|
“Hive mollaları Türkiye ile ilgili her şeyi yüceltmekteler”

Bugün 14. bölümünde buluştuğumuz Semerkand Günlükleri serisinde yapmaya çalıştığım, katkıda bulunmaya gayret ettiğim şey biraz da şudur. Maveraünnehir – Türkistan – Orta Asya havzasının her yönüyle büyük bir literatürü bulunuyor. Sözkonusu hattın, ilmi, siyasi, kültürel, güncel, yakın ve uzak tarihi üzerine keşfetmemiz, kaydetmemiz, araştırmamız gereken devasa bir derinliği mevcut. Bu sayfada 30 gün boyunca, bu derinliğe dair bir hafıza seti oluşturma çabasındayım.
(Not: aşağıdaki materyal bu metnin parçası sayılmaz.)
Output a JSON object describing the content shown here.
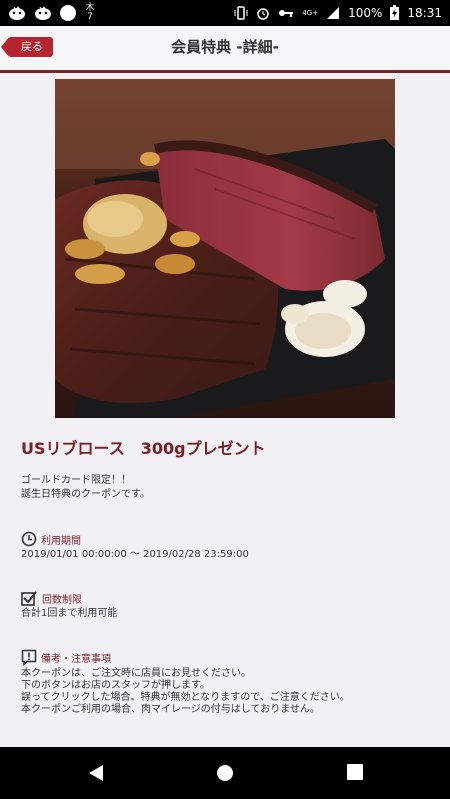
{
  "status_bar": {
    "day": "木\n7",
    "network": "4G+",
    "battery": "100%",
    "time": "18:31"
  },
  "header": {
    "back_label": "戻る",
    "title": "会員特典 -詳細-"
  },
  "coupon": {
    "title": "USリブロース　300gプレゼント",
    "description": [
      "ゴールドカード限定！！",
      "誕生日特典のクーポンです。"
    ]
  },
  "sections": {
    "period": {
      "label": "利用期間",
      "value": "2019/01/01 00:00:00 〜 2019/02/28 23:59:00",
      "icon": "clock-icon"
    },
    "limit": {
      "label": "回数制限",
      "value": "合計1回まで利用可能",
      "icon": "checkbox-icon"
    },
    "notes": {
      "label": "備考・注意事項",
      "lines": [
        "本クーポンは、ご注文時に店員にお見せください。",
        "下のボタンはお店のスタッフが押します。",
        "誤ってクリックした場合、特典が無効となりますので、ご注意ください。",
        "本クーポンご利用の場合、肉マイレージの付与はしておりません。"
      ],
      "icon": "notice-icon"
    }
  },
  "colors": {
    "accent": "#7a1f26",
    "back_button": "#b4252f",
    "background": "#f1f1f5"
  }
}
TRT 1 ekranında yayınlanan ve yakın zaman önce sona eren başarılı yapım Abdulhamid Han dizisindeki Vambery karakterini hatırlamışsınızdır. Dizide çok yönlü bir karakter olarak yansıtılan Vambery, aslında gerçek hayatta, kitaplarından hatta hayatından ziyade seyahatleri, özellikle derviş kılığında, kaçak olarak gerçekleştirdiği Orta Asya seyahati ile biliniyor. 1880’de Abdulhamit Han’ın davetiyle Yıldız Sarayı’na gelen Vambery, bir süre sonra sadece Sultan’ın kız kardeşi Fatma Sultan’a Fransızca dersleri vermekle kalmaz, ünlü Avusturyalı Joseph von Hammer’ın önerisiyle geldiği İstanbul’da yaşamına yeni bir rota belirler. Kitabevi Yayınları tarafından yayınlanan “Bir Sahte Dervişin Orta Asya Gezisi” kitabının önsözünde, eseri yayına hazırlayan N. Ahmet Özalp’in takdiminde, Vambery’nin o yeni rotasını şöyle anlatır.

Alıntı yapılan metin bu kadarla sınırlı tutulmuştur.